Spain’s Socialist government has approved the re-introduction of a tax on the country’s wealthiest as part of efforts to tackle its budget deficit. The government had scrapped a previous wealth tax in 2008.
AP - Spain’s debt-laden Socialist government voted Friday to reintroduce a wealth tax it had suspended just three years ago, arguing now that it is only fair for richer people to chip in more in times of crisis. The Cabinet approved the new tax in a decree and it will go to Parliament next week.
The legislature dissolves later this month ahead of Nov. 20 general elections that will be dominated by an economy saddled with a 21 percent jobless rate, anemic growth after nearly two years of recession and debt woes which periodically prompt worries Spain might be the next euro zone country to need a bailout.
The new wealth tax - a levy on a person’s net worth - tweaks the old one so only the wealthiest Spaniards will pay. Critics insist however that Spain’s truly super-wealthy have their fortunes tucked away in special investment funds that are taxed rather gently.
The new wealth tax will be in effect just for 2011 and 2012, and will only tax people’s net worth above €700,000 ($963,000). That’s about seven times the earlier threshold. The government says only about 160,000 people will be affected.

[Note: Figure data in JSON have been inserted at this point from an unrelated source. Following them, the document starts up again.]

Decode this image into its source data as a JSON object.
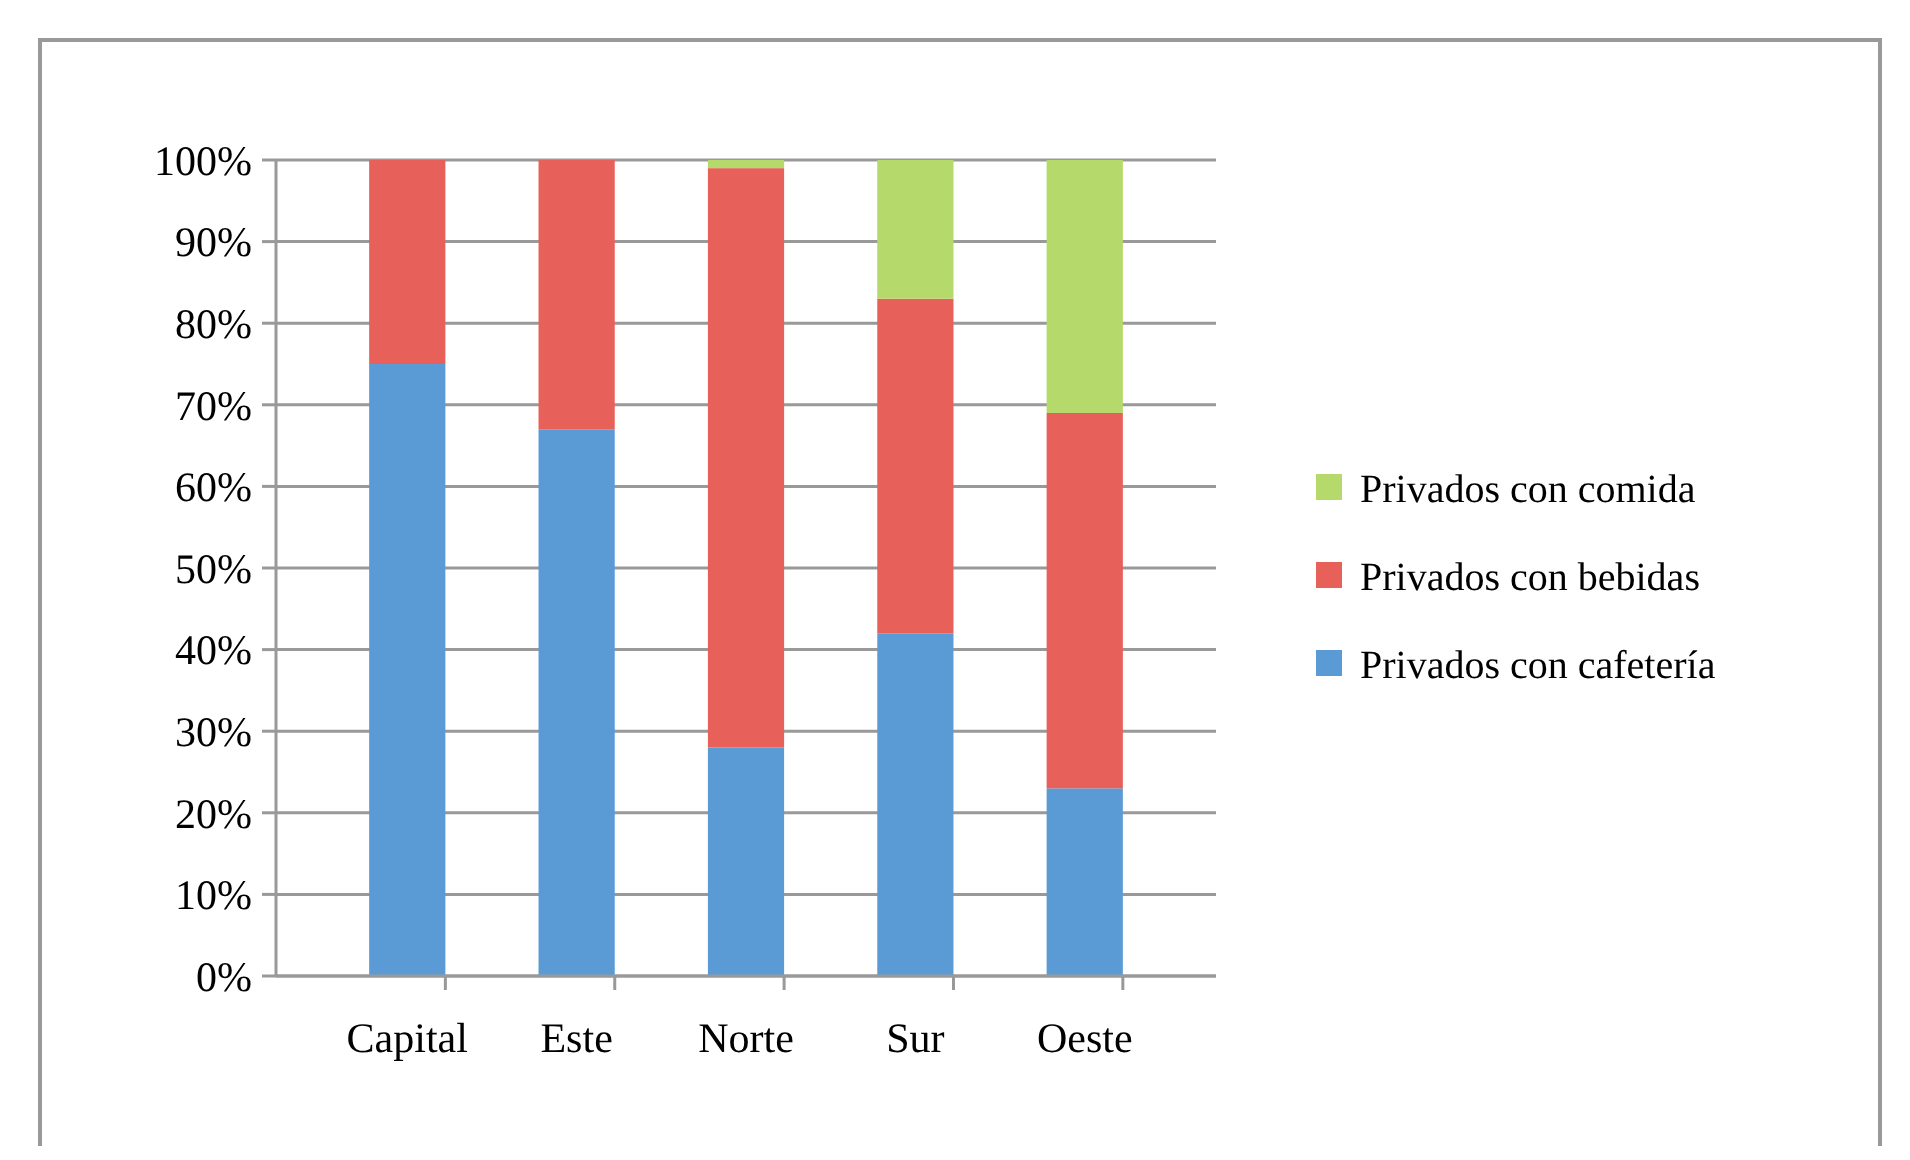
{
  "chart_data": {
    "type": "bar",
    "stacked": true,
    "categories": [
      "Capital",
      "Este",
      "Norte",
      "Sur",
      "Oeste"
    ],
    "series": [
      {
        "name": "Privados con cafetería",
        "color": "#5b9bd5",
        "values": [
          75,
          67,
          28,
          42,
          23
        ]
      },
      {
        "name": "Privados con bebidas",
        "color": "#e8605a",
        "values": [
          25,
          33,
          71,
          41,
          46
        ]
      },
      {
        "name": "Privados con comida",
        "color": "#b5d96a",
        "values": [
          0,
          0,
          1,
          17,
          31
        ]
      }
    ],
    "ylim": [
      0,
      100
    ],
    "yticks": [
      {
        "value": 0,
        "label": "0%"
      },
      {
        "value": 10,
        "label": "10%"
      },
      {
        "value": 20,
        "label": "20%"
      },
      {
        "value": 30,
        "label": "30%"
      },
      {
        "value": 40,
        "label": "40%"
      },
      {
        "value": 50,
        "label": "50%"
      },
      {
        "value": 60,
        "label": "60%"
      },
      {
        "value": 70,
        "label": "70%"
      },
      {
        "value": 80,
        "label": "80%"
      },
      {
        "value": 90,
        "label": "90%"
      },
      {
        "value": 100,
        "label": "100%"
      }
    ],
    "grid": "y",
    "legend": "right"
  }
}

The average yearly salary in Spain is about €20,000 ($27,520). “There are millions of Spaniards who would be delighted to have to pay this tax,” government spokesman Jose Blanco said after Friday’s Cabinet meeting. “This is a decisive moment for many Spaniards. Lots of people are looking for work. Lots of families are struggling.” He added: “It is only fair to spread the burden of the crisis.”
Opposition parties have criticized the idea of reinstating the tax, arguing among other things it is a desperate bid by the government to appease leftist voters angry over austerity measures such as cuts in civil servant salaries, an extension of the retirement age and business-friendly labor market reforms.
Soraya Saenz de Santamaria, spokeswoman for the opposition center-right Popular Party, which is heavily favored to win the election, said Prime Minister Jose Luis Rodriguez Zapatero and his party are engaging in “political improvisation to keep their people happy.” Zapatero suspended the wealth tax in 2008 on grounds it hurt the middle-class disproportionately and in effect penalized people who saved their money, just as the global economic crisis was starting to bite deep in Spain.
Now the argument is to spread the pain of the crisis to the wealthier classes and bring in an extra €1.1 billion a year in badly needed revenue.